A lei de arrendamento urbano de 2012 não teve sequer as melhores origens: reflectiu apenas a ideia da troika de penalizar a propriedade e favorecer o aluguer, como meio de limitar o endividamento das famílias. Mas mesmo assim, foi provavelmente a maior medida de renovação urbana desde o marquês de Pombal. Depois de décadas de congelamento de rendas, começou a haver investimento na recuperação de prédios no centro de Lisboa e voltou a haver casas para alugar.

Em Portugal, porém, tudo o que diz respeito à habitação tem de correr mal, mesmo quando corre bem. Por coincidência, a partir de 2013-2014, os centros históricos de Lisboa e do Porto tornaram-se os Algarves de um novo turismo. De repente, as agências imobiliárias passaram a anunciar em inglês, e como a oferta nos velhos bairros é ainda pouca, os preços subiram. A situação está confinada a umas quantas freguesias. Mas tanto bastou para os especuladores políticos voltarem ao palco com as suas velhas banhas da cobra.

Desde 1910, nenhum regime político resistiu aos congelamentos das rendas. Houve-os em 1910-1914, em 1943, em 1974. Pareceu sempre um meio expedito de angariar popularidade. Em vez de construírem bairros sociais, os governos acharam mais fácil tornar a cidade um enorme bairro social, à custa dos proprietários. O que não impediu que a era das rendas congeladas fosse também a grande época dos bairros de lata em Lisboa. E como os congelamentos coincidiram com períodos de inflação, criaram por fim a curiosa figura do senhorio pobre de inquilinos ricos.

Houve sempre, no meio deste processo, descongelamentos parciais, que serviram sobretudo para aumentar a complexidade legal. A partir de 1990, entrou-se numa dessas fases. Mas então já a procura e o investimento se orientavam para a aquisição a crédito de casas nos subúrbios. O congelamento, reforçado pela dificuldade de despejo, ajudou assim a fazer de muitos bairros do centro de Lisboa sítios tão envelhecidos e abandonados como algumas aldeias das serras da Beira.

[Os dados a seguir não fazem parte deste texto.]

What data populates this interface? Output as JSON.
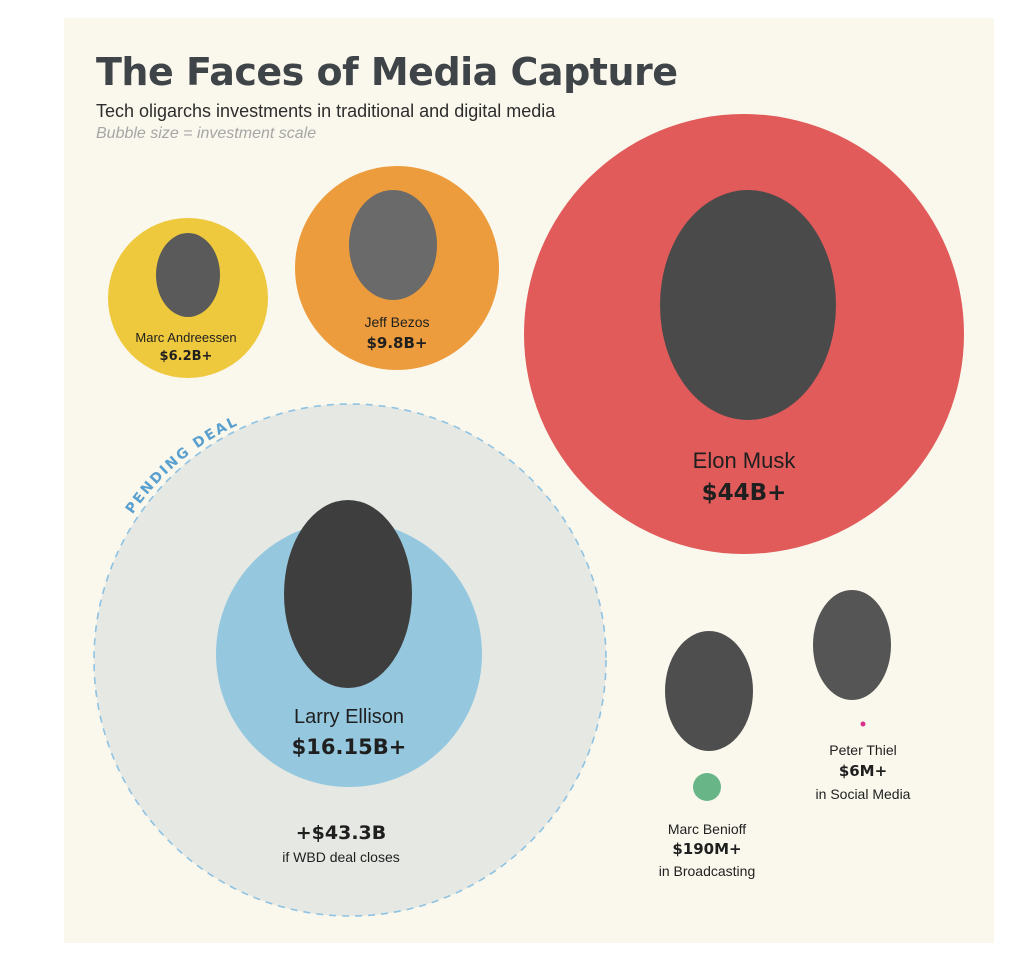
{
  "header": {
    "title": "The Faces of Media Capture",
    "subtitle": "Tech oligarchs investments in traditional and digital media",
    "note": "Bubble size = investment scale"
  },
  "chart_data": {
    "type": "bubble",
    "title": "The Faces of Media Capture",
    "subtitle": "Tech oligarchs investments in traditional and digital media",
    "size_encoding": "Bubble size = investment scale",
    "unit": "USD",
    "series": [
      {
        "name": "Marc Andreessen",
        "label": "$6.2B+",
        "value_billions": 6.2,
        "sector": "",
        "color": "#eec93e"
      },
      {
        "name": "Jeff Bezos",
        "label": "$9.8B+",
        "value_billions": 9.8,
        "sector": "",
        "color": "#ec9c3c"
      },
      {
        "name": "Elon Musk",
        "label": "$44B+",
        "value_billions": 44,
        "sector": "",
        "color": "#e05b5a"
      },
      {
        "name": "Larry Ellison",
        "label": "$16.15B+",
        "value_billions": 16.15,
        "sector": "",
        "color": "#95c8df",
        "pending": {
          "tag": "PENDING DEAL",
          "label": "+$43.3B",
          "value_billions": 43.3,
          "note": "if WBD deal closes",
          "color": "#e6e8e3",
          "border": "#8ec3e3"
        }
      },
      {
        "name": "Marc Benioff",
        "label": "$190M+",
        "value_billions": 0.19,
        "sector": "in Broadcasting",
        "color": "#68b688"
      },
      {
        "name": "Peter Thiel",
        "label": "$6M+",
        "value_billions": 0.006,
        "sector": "in Social Media",
        "color": "#d6338a"
      }
    ]
  }
}
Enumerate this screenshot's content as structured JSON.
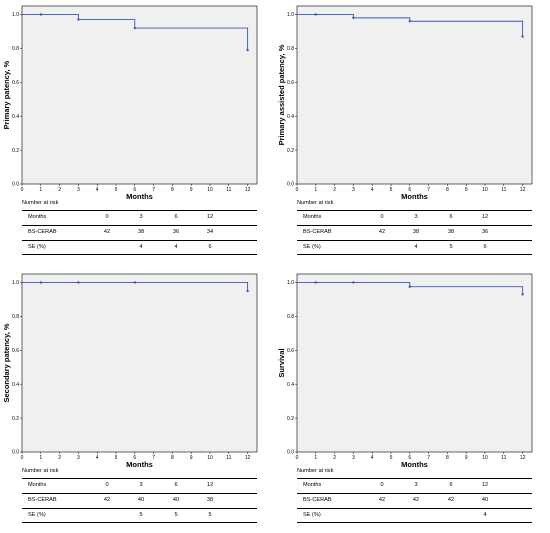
{
  "colors": {
    "curve": "#3b55b5",
    "plot_bg": "#f0f0f0",
    "axis": "#000000"
  },
  "chart_data": [
    {
      "type": "line",
      "step": true,
      "ylabel": "Primary patency, %",
      "xlabel": "Months",
      "xlim": [
        0,
        12.5
      ],
      "ylim": [
        0,
        1.05
      ],
      "x_ticks": [
        "0",
        "1",
        "2",
        "3",
        "4",
        "5",
        "6",
        "7",
        "8",
        "9",
        "10",
        "11",
        "12"
      ],
      "y_ticks": [
        "0.0",
        "0.2",
        "0.4",
        "0.6",
        "0.8",
        "1.0"
      ],
      "series": [
        {
          "x": [
            0,
            1,
            3,
            6,
            12
          ],
          "y": [
            1.0,
            1.0,
            0.97,
            0.92,
            0.79
          ]
        }
      ],
      "risk_table": {
        "title": "Number at risk",
        "header": {
          "label": "Months",
          "values": [
            "0",
            "3",
            "6",
            "12"
          ]
        },
        "rows": [
          {
            "label": "BS-CERAB",
            "values": [
              "42",
              "38",
              "36",
              "34"
            ]
          },
          {
            "label": "SE (%)",
            "values": [
              "",
              "4",
              "4",
              "6"
            ]
          }
        ]
      }
    },
    {
      "type": "line",
      "step": true,
      "ylabel": "Primary assisted patency, %",
      "xlabel": "Months",
      "xlim": [
        0,
        12.5
      ],
      "ylim": [
        0,
        1.05
      ],
      "x_ticks": [
        "0",
        "1",
        "2",
        "3",
        "4",
        "5",
        "6",
        "7",
        "8",
        "9",
        "10",
        "11",
        "12"
      ],
      "y_ticks": [
        "0.0",
        "0.2",
        "0.4",
        "0.6",
        "0.8",
        "1.0"
      ],
      "series": [
        {
          "x": [
            0,
            1,
            3,
            6,
            12
          ],
          "y": [
            1.0,
            1.0,
            0.98,
            0.96,
            0.87
          ]
        }
      ],
      "risk_table": {
        "title": "Number at risk",
        "header": {
          "label": "Months",
          "values": [
            "0",
            "3",
            "6",
            "12"
          ]
        },
        "rows": [
          {
            "label": "BS-CERAB",
            "values": [
              "42",
              "38",
              "38",
              "36"
            ]
          },
          {
            "label": "SE (%)",
            "values": [
              "",
              "4",
              "5",
              "6"
            ]
          }
        ]
      }
    },
    {
      "type": "line",
      "step": true,
      "ylabel": "Secondary patency, %",
      "xlabel": "Months",
      "xlim": [
        0,
        12.5
      ],
      "ylim": [
        0,
        1.05
      ],
      "x_ticks": [
        "0",
        "1",
        "2",
        "3",
        "4",
        "5",
        "6",
        "7",
        "8",
        "9",
        "10",
        "11",
        "12"
      ],
      "y_ticks": [
        "0.0",
        "0.2",
        "0.4",
        "0.6",
        "0.8",
        "1.0"
      ],
      "series": [
        {
          "x": [
            0,
            1,
            3,
            6,
            12
          ],
          "y": [
            1.0,
            1.0,
            1.0,
            1.0,
            0.95
          ]
        }
      ],
      "risk_table": {
        "title": "Number at risk",
        "header": {
          "label": "Months",
          "values": [
            "0",
            "3",
            "6",
            "12"
          ]
        },
        "rows": [
          {
            "label": "BS-CERAB",
            "values": [
              "42",
              "40",
              "40",
              "38"
            ]
          },
          {
            "label": "SE (%)",
            "values": [
              "",
              "5",
              "5",
              "5"
            ]
          }
        ]
      }
    },
    {
      "type": "line",
      "step": true,
      "ylabel": "Survival",
      "xlabel": "Months",
      "xlim": [
        0,
        12.5
      ],
      "ylim": [
        0,
        1.05
      ],
      "x_ticks": [
        "0",
        "1",
        "2",
        "3",
        "4",
        "5",
        "6",
        "7",
        "8",
        "9",
        "10",
        "11",
        "12"
      ],
      "y_ticks": [
        "0.0",
        "0.2",
        "0.4",
        "0.6",
        "0.8",
        "1.0"
      ],
      "series": [
        {
          "x": [
            0,
            1,
            3,
            6,
            12
          ],
          "y": [
            1.0,
            1.0,
            1.0,
            0.975,
            0.93
          ]
        }
      ],
      "risk_table": {
        "title": "Number at risk",
        "header": {
          "label": "Months",
          "values": [
            "0",
            "3",
            "6",
            "12"
          ]
        },
        "rows": [
          {
            "label": "BS-CERAB",
            "values": [
              "42",
              "42",
              "42",
              "40"
            ]
          },
          {
            "label": "SE (%)",
            "values": [
              "",
              "",
              "",
              "4"
            ]
          }
        ]
      }
    }
  ]
}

Enquanto Roma ardia, Nero tocava lira. Em Lisboa, enquanto os prédios eram entaipados e caíam, a oligarquia política divertia-se com “planos de reabilitação”. Deram sempre em nada. A lei das rendas de 2012 fez mais pela reabilitação do que todos os “planos” juntos. Neste ponto da discussão, é costume proclamar: acima do mercado, estão as pessoas. Mas as pessoas são o mercado, que consiste nas relações entre quem investe e quem procura habitação. Foram essas relações que a arbitrariedade do Estado transtornou, sempre com maus resultados.

Há histórias para todos os gostos. A história do jovem que agora não arranja casa no centro de Lisboa porque os franceses alugam tudo, é tão dramática como a história do jovem que outrora não arranjava casa no centro de Lisboa porque os prédios estavam a cair e não havia casas para alugar. O importante é isto: nos últimos anos, começou-se a criar um mercado de arrendamento. Esse mercado é ainda incipiente, não funciona para todos, e está a ser perturbado, em áreas limitadas, por uma procura inesperada. Mas concedam-lhe uma oportunidade para amadurecer e equilibrar-se. Há problemas? Não façam mais leis, criem apoios. Se for verdade que a Câmara Municipal de Lisboa tem “1600 casas de habitação social fechadas”, muitas delas “emparedadas”, podem começar por aí. Porque um novo congelamento, seja qual for a sua forma e alcance, só pode ter os mesmos efeitos funestos dos anteriores.